Kebijakan MGS Berbasis Industri ini ditetapkan melalui Peraturan Menteri Perindustrian (Permenperin) No. 8 Tahun 2022 tentang Penyediaan Minyak Goreng Curah untuk Kebutuhan Masyarakat, Usaha Mikro, dan Usaha Kecil dalam Kerangka Pembiayaan oleh Badan Pengelola Dana Perkebunan Kelapa Sawit (BPDPKS). Permenperin ini mengatur proses bisnis program MGS curah subsidi mulai dari registrasi, produksi, distribusi, pembayaran klaim subsidi, larangan dan pengawasan.
Pada tahap registrasi, semua perusahaan industri MGS diwajibkan untuk mendaftar dalam keikutsertaan program. Terdapat 81 perusahaan industri yang wajib mengikuti dan berpartisipasi dalam program ini.

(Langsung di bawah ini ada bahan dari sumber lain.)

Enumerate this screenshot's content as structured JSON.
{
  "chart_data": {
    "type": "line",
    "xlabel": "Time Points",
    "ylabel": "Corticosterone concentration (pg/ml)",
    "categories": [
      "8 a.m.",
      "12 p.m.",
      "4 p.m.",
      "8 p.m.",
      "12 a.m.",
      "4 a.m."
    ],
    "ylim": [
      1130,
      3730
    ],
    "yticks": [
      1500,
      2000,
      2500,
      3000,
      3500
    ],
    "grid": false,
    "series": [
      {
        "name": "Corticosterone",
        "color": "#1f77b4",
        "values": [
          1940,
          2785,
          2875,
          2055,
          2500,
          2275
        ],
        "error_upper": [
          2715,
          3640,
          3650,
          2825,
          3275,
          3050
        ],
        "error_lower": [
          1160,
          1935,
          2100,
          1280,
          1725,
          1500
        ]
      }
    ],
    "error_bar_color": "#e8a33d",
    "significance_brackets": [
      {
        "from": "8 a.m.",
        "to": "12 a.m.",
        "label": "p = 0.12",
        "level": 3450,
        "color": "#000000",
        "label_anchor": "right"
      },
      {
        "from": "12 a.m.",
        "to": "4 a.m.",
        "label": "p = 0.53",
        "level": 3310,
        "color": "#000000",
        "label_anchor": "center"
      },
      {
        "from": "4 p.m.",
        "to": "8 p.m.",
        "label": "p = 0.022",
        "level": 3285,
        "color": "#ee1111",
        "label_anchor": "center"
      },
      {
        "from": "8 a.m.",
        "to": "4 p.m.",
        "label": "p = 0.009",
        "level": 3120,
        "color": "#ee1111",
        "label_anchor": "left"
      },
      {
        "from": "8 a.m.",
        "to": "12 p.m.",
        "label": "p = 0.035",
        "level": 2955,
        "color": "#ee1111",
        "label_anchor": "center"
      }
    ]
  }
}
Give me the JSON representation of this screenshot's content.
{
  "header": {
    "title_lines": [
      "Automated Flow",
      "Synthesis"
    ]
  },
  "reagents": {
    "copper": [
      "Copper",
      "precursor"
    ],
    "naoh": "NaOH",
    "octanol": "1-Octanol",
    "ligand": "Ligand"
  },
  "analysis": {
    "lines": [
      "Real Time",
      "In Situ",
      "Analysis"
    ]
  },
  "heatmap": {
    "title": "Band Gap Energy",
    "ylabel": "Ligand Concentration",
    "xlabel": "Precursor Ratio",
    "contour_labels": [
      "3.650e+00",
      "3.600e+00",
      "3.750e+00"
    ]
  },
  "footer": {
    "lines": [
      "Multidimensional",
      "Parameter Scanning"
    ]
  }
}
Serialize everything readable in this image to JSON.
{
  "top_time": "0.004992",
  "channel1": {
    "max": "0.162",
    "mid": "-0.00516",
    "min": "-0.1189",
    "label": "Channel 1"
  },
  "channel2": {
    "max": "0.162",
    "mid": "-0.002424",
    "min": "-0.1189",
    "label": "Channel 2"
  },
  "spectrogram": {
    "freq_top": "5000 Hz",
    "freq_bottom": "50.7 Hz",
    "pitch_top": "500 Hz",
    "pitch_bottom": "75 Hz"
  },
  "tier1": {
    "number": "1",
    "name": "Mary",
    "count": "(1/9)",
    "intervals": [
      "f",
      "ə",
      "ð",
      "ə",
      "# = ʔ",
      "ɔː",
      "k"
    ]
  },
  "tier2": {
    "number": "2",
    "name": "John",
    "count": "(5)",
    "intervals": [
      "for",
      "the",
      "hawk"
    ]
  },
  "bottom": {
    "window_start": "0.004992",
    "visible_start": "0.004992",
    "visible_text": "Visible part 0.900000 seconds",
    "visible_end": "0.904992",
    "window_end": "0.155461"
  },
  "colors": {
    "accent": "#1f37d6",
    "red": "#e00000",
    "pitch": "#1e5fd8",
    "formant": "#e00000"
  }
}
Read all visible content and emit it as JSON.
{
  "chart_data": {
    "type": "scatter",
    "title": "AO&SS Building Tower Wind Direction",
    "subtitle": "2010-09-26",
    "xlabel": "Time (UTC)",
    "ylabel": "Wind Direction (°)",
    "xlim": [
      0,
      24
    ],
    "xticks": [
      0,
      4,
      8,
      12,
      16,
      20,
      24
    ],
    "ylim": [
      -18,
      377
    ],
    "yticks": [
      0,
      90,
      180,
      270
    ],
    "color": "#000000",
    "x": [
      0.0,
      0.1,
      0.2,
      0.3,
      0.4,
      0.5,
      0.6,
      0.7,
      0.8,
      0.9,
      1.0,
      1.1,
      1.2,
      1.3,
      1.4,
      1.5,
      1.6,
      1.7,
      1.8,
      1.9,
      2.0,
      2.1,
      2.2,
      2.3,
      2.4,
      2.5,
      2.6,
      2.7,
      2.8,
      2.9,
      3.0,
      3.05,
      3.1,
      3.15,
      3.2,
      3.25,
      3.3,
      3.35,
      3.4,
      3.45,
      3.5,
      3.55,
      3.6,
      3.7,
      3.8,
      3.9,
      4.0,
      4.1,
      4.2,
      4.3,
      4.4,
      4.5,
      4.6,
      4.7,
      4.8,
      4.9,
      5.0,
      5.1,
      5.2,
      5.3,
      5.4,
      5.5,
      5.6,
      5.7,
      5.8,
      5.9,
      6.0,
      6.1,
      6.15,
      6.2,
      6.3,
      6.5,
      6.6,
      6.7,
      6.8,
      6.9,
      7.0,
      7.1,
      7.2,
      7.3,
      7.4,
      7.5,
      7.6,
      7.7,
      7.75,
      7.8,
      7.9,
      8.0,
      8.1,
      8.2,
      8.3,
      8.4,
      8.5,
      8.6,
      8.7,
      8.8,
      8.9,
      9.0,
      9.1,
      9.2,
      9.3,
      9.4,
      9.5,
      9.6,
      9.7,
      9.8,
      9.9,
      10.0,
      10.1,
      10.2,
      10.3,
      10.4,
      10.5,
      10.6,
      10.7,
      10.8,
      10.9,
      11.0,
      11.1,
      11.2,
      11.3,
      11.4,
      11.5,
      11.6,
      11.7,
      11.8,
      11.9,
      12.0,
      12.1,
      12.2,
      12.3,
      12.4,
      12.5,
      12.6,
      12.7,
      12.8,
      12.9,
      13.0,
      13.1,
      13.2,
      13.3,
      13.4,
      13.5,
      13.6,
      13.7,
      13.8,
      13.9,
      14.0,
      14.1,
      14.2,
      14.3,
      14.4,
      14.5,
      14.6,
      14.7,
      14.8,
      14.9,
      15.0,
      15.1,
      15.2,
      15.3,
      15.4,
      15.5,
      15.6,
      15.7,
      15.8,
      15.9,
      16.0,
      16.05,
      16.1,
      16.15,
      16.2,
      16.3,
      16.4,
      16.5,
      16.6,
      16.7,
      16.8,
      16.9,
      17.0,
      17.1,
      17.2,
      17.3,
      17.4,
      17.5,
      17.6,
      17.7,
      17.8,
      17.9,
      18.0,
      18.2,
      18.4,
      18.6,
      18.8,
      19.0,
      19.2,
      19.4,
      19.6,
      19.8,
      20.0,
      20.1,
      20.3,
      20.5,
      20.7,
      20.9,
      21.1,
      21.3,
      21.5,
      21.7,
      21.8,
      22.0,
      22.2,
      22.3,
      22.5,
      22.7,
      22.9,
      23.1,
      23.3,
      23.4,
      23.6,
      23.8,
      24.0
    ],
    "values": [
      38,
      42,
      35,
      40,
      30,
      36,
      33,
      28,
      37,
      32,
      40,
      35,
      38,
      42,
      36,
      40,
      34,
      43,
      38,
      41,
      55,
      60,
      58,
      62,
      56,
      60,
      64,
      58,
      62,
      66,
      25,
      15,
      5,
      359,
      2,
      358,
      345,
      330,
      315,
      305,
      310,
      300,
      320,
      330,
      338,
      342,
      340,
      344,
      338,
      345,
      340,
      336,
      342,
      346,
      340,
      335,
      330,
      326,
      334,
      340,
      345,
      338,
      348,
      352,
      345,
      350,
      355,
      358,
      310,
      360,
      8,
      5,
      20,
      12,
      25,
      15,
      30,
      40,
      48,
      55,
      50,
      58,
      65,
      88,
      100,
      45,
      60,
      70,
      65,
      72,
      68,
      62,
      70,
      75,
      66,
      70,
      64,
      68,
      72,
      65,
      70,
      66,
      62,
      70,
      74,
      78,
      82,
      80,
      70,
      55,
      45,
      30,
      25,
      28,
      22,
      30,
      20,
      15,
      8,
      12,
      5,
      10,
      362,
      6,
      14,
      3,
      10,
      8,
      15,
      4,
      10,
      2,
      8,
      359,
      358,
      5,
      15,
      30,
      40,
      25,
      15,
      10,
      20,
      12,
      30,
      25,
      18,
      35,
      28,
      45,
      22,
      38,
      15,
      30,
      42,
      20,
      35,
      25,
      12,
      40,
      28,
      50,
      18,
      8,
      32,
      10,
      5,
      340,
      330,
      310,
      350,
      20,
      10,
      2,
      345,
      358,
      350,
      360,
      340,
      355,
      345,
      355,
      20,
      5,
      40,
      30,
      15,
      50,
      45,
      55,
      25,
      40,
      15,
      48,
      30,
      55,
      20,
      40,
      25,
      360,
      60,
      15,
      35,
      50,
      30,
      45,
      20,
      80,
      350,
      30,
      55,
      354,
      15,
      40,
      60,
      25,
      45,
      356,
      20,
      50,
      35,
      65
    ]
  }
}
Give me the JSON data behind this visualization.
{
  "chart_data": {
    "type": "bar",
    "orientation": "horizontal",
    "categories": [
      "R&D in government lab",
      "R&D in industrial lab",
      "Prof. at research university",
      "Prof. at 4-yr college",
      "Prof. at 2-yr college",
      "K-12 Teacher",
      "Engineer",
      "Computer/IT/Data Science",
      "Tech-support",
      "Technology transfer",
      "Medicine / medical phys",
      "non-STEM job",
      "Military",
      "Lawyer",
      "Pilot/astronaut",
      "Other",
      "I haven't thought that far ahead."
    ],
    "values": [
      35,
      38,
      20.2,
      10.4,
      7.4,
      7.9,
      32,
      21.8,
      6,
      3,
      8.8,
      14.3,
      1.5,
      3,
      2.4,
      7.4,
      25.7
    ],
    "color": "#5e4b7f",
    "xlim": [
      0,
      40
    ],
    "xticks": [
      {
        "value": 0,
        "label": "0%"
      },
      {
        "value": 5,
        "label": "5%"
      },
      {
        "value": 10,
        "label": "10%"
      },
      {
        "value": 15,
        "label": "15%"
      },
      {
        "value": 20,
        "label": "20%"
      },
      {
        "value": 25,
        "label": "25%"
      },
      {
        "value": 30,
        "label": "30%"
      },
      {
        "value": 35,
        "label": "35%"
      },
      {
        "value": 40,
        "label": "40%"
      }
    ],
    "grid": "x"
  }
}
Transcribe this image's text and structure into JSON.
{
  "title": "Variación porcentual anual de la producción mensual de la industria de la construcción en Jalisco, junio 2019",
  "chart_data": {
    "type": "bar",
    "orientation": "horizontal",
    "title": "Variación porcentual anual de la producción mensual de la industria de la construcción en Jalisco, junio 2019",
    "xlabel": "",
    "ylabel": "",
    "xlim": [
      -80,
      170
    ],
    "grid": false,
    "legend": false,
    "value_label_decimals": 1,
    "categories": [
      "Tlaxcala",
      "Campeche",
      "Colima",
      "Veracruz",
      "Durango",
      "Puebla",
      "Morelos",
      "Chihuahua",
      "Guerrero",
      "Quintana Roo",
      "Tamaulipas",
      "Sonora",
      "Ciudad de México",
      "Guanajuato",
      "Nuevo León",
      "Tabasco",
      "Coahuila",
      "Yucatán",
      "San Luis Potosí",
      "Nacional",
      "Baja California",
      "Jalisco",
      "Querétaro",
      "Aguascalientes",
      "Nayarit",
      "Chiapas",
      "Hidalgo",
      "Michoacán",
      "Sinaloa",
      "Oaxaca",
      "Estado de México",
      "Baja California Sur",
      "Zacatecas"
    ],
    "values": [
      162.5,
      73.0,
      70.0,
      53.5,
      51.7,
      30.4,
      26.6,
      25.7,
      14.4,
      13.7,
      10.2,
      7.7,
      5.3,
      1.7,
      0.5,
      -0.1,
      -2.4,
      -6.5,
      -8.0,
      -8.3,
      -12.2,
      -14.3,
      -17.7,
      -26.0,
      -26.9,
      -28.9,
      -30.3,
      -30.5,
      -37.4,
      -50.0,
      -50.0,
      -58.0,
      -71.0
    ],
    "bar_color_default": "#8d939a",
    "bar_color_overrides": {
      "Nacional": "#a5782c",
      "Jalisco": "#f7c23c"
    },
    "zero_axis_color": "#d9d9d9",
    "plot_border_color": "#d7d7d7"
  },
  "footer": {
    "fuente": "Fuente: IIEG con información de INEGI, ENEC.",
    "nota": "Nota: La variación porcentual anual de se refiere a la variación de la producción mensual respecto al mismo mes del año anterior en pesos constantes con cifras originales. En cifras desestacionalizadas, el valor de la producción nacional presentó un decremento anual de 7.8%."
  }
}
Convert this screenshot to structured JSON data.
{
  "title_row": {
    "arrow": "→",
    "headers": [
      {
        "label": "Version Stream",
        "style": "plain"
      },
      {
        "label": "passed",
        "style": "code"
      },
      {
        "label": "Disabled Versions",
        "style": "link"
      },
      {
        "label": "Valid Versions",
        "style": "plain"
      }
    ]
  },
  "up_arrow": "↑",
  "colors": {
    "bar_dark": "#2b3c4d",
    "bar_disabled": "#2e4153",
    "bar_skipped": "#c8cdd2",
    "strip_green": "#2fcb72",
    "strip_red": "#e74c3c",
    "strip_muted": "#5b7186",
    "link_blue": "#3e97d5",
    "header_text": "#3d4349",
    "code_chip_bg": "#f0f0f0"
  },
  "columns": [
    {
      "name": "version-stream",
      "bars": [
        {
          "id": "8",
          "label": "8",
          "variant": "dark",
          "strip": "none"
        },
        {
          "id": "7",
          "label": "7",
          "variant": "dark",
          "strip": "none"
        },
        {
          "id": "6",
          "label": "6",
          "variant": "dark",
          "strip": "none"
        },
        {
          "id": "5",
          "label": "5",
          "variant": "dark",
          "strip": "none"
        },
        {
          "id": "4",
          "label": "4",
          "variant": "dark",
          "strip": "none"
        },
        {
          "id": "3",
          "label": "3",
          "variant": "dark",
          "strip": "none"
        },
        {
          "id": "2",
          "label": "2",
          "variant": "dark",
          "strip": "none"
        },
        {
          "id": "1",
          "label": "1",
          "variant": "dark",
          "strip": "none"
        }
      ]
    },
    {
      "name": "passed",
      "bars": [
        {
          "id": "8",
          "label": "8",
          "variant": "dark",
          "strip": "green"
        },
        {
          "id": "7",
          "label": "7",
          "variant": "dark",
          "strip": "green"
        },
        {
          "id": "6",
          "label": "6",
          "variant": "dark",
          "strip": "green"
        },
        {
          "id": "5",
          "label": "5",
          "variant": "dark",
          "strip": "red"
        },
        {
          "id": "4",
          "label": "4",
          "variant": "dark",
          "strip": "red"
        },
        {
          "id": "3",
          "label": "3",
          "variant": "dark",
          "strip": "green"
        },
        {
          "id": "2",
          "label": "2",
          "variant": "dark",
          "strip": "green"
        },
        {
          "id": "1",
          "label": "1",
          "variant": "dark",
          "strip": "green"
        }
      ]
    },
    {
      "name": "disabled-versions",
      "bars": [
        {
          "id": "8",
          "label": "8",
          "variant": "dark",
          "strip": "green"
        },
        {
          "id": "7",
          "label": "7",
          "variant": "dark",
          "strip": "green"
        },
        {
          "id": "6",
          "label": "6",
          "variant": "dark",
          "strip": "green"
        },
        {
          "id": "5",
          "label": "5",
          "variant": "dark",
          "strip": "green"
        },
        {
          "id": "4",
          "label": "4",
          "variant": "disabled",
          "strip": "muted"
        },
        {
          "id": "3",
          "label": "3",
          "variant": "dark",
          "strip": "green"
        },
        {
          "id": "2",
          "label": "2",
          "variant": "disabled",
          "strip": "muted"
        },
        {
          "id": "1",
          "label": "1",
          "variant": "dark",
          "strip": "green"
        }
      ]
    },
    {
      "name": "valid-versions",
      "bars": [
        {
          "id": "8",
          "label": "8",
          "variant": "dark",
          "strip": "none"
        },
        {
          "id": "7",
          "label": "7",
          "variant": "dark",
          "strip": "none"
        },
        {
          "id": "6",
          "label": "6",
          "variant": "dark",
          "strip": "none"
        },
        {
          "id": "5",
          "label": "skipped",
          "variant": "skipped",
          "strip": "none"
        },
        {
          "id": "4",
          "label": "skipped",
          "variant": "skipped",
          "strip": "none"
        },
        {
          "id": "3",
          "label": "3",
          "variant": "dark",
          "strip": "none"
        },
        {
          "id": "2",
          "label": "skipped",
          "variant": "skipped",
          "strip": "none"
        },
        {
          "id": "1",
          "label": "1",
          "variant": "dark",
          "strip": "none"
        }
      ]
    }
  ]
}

“Kami wajibkan semua industri MGS mendaftar melalui Sistem Informasi Industri Nasional (SIINas) dan bagi perusahaan industri yang tidak mendaftar akan dikenai sanksi,” tegasnya.
Proses registrasi dilakukan melalui SIINas Kemenperin. Industri diwajibkan menyampaikan data dan dokumen tentang sumber dan volume bahan baku, daftar distributor (D1 dan D2) sampai pada tingkat kabupaten/kota.
“Semua data dan dokumen tersebut diverifikasi oleh Kemenperin hingga mendapat nomor registrasi paling lambat dalam tiga hari kerja. Kemudian perusahaan industri menandatangani perjanjian pembiayaan penyediaan Minyak Goreng curah dengan Direktur Utama BPDPKS paling lama lima hari setelahnya,” jelas Agus.
Kemenperin akan menetapkan alokasi produksi dan distribusi wilayah masing-masing produsen MGS curah. Industri yang telah memproduksi dan mendistribusikan produknya dapat mengajukan klaim kepada BPDPKS. Pengajuan klaim ini dilakukan melalui SIINas untuk diverifikasi oleh Kemenperin. Setelah itu BPDPKS mentransfer dana subsidi pada rekening produsen sesuai dengan bukti klaim yang telah diverifikasi tersebut.
“Kami mengupayakan agar pembayaran klaim subsidi dari BPDPKS ke industri sesingkat mungkin secara digital dengan memperhatikan good governance,“ paparya.
Pengawasan
Guna mencegah rembesan atau kebocoran dalam program ini, ditetapkan aturan larangan bagi pelaku usaha, seperti produsen MGS dan distributor, untuk melakukan repacking, penjualan ke industri maupun ekspor ke luar negeri.
Selain itu, pengawasan atas program ini dilakukan secara online, mulai dari produksi, distribusi dan penjualan di tingkat pengecer. Kemenperin akan menggunakan aplikasi digital SIMIRAH yang dapat melacak aliran MGS curah sejak dari bahan baku sampai ke tangan pengecer.
Untuk menjamin pelaksanaan program, pengawasan melibatkan perwakilan Kemenko Perekonomian, Kementerian Dalam Negeri, Kementerian Perindustrian, Kementerian Perdagangan, Kementerian Keuangan, Satgas Pangan POLRI, Pemerintah Daerah, dan BPDPKS.
Kebutuhan MGS curah diperkirakan 7.000–8.000 ton perhari. Sampai hari Senin (22/3), 47 perusahaan industri dan distributornya sudah mendaftar melalui SIINas. Dari 47 perusahaan tersebut 30 di antaranya sudah selesai verifikasi dan telah mendapatkan nomor registrasi, sedangkan 17 lainnya dalam proses.
“Kami optimistis program MGS curah subsidi ini mampu memasok kebutuhan pasar lebih besar dan dengan harga sesuai HET Pemerintah,” ujar Menperin.